We tested whether tree reconstruction from the 35-taxa FGB-int7 data is stable with respect to the internal reference tree generated during the Clustal X alignment. A 500 nucleotide dataset was simulated in Seqgen 1.3 [59] on the mitochondrial tree, under the ML-GTR+I+Γ optimisation for the original mt data. Only the 35 taxa common to both the FGB-int7 and mitochondrial datasets were included in the simulated tree. Insertion of the simulated data ahead of the FGB-int7 sequences should drive the alignment to conform more closely to the original mt tree. We then performed phylogenetic analyses using the combined alignment (simulated sequences plus FGB-int7 sequences) and using only the realigned FGB-int7 sequences.

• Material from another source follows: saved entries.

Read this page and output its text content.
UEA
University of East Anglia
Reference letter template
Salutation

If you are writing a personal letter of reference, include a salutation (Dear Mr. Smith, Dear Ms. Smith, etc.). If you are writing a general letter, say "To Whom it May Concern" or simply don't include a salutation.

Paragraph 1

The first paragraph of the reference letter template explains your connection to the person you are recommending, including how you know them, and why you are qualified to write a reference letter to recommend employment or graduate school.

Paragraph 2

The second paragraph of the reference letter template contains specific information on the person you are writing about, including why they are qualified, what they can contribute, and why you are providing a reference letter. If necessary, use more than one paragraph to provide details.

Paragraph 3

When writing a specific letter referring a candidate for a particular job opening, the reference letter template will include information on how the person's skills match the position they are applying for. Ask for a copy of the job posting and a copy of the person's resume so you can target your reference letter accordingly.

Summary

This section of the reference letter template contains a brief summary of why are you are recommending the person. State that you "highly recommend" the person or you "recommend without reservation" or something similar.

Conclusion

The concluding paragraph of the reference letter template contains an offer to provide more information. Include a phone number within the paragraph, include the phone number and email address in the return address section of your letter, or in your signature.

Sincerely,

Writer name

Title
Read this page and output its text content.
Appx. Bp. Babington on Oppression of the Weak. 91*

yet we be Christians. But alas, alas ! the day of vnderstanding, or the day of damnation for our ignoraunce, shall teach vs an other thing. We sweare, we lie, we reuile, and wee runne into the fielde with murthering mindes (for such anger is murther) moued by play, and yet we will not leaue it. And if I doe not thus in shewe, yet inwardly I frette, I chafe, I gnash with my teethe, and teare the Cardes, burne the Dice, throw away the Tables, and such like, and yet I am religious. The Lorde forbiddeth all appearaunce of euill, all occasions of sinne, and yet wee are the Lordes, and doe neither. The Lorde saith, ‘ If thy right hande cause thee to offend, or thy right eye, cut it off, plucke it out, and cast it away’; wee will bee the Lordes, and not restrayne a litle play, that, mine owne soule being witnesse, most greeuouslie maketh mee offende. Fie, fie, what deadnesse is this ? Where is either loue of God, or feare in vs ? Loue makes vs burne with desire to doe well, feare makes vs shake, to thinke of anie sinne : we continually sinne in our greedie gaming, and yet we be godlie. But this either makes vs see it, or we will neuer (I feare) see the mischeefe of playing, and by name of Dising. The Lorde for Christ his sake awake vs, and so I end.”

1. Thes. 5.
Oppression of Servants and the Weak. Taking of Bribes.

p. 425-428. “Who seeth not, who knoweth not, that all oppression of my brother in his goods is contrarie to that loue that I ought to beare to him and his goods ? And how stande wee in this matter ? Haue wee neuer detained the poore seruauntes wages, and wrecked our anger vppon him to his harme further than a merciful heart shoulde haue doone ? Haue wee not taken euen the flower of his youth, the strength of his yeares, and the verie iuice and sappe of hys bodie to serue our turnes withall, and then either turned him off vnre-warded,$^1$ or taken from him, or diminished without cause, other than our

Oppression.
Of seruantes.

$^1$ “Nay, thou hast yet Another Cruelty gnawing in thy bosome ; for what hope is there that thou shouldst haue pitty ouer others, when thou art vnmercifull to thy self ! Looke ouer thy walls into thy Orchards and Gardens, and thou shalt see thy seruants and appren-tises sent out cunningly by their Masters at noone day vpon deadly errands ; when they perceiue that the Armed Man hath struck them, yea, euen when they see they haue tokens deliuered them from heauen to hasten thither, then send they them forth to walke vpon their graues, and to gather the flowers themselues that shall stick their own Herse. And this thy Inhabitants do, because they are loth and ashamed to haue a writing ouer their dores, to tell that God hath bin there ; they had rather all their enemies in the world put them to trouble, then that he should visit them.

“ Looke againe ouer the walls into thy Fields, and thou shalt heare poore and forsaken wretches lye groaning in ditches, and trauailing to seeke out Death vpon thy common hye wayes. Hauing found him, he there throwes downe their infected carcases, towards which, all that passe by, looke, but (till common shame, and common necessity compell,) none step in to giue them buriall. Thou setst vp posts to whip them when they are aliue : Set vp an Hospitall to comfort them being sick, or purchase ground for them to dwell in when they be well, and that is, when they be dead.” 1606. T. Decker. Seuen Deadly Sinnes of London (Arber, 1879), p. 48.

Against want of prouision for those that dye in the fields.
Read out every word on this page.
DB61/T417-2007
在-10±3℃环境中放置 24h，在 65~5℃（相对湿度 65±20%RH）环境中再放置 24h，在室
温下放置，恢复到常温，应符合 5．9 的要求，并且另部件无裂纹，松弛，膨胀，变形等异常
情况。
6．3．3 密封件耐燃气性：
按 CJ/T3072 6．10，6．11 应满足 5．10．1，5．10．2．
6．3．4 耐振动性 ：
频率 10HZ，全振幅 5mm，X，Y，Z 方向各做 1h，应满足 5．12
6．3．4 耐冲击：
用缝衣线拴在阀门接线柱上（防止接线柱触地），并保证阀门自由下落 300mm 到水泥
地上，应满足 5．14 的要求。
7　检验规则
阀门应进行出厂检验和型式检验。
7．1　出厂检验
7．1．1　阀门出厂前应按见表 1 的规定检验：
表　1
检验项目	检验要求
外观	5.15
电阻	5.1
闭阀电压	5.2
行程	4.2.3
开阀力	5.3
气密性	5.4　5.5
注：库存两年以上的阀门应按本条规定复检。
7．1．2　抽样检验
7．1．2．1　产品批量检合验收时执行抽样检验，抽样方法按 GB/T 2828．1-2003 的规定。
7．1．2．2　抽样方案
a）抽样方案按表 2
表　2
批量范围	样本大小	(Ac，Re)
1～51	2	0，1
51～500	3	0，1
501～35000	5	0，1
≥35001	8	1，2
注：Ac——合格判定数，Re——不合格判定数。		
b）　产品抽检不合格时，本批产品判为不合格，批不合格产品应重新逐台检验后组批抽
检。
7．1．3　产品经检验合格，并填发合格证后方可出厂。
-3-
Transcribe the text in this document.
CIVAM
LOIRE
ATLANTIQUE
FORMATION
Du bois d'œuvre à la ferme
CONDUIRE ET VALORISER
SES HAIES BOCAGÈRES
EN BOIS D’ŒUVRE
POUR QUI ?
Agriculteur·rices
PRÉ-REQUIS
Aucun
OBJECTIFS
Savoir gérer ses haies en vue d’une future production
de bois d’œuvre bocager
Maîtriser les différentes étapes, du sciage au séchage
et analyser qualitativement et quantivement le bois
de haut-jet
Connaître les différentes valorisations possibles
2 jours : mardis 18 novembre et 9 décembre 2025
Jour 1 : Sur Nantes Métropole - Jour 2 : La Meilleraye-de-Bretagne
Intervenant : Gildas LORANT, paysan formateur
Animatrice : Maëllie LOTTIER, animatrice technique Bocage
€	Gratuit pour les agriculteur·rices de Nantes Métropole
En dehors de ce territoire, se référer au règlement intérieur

In addition, we reversed the sequences of the FGB-int7 dataset, and re-aligned it using Clustal X as recommended by Landan and Graur [30]. This reversed dataset was also used for phylogenetic analyses. Landan and Graur [30] have shown that reversing the direction of the sequences before an alignment is made can result in quite different trees from the unreversed alignment if the true alignment is ambiguous. The change in result arises because many programs, when faced with tied values may always take the first alternative (i.e., not breaking ties randomly). Conversely, an alignment that is robust to reversing the sequences supports the original alignment. Finally, using the primers FIB-BI7U and FIB-BI7L [60] we amplified the FGB-int7 from two birds; one Metaves (kagu), and one Coronaves (a New Zealand rail, weka, Gallirallus australis). The products were cloned and a total of 26 clones were sequenced to detect possible paralogous copies in the same genome. Thus we had a range of approaches to test the robustness of the β-fibrinogen seventh intron data.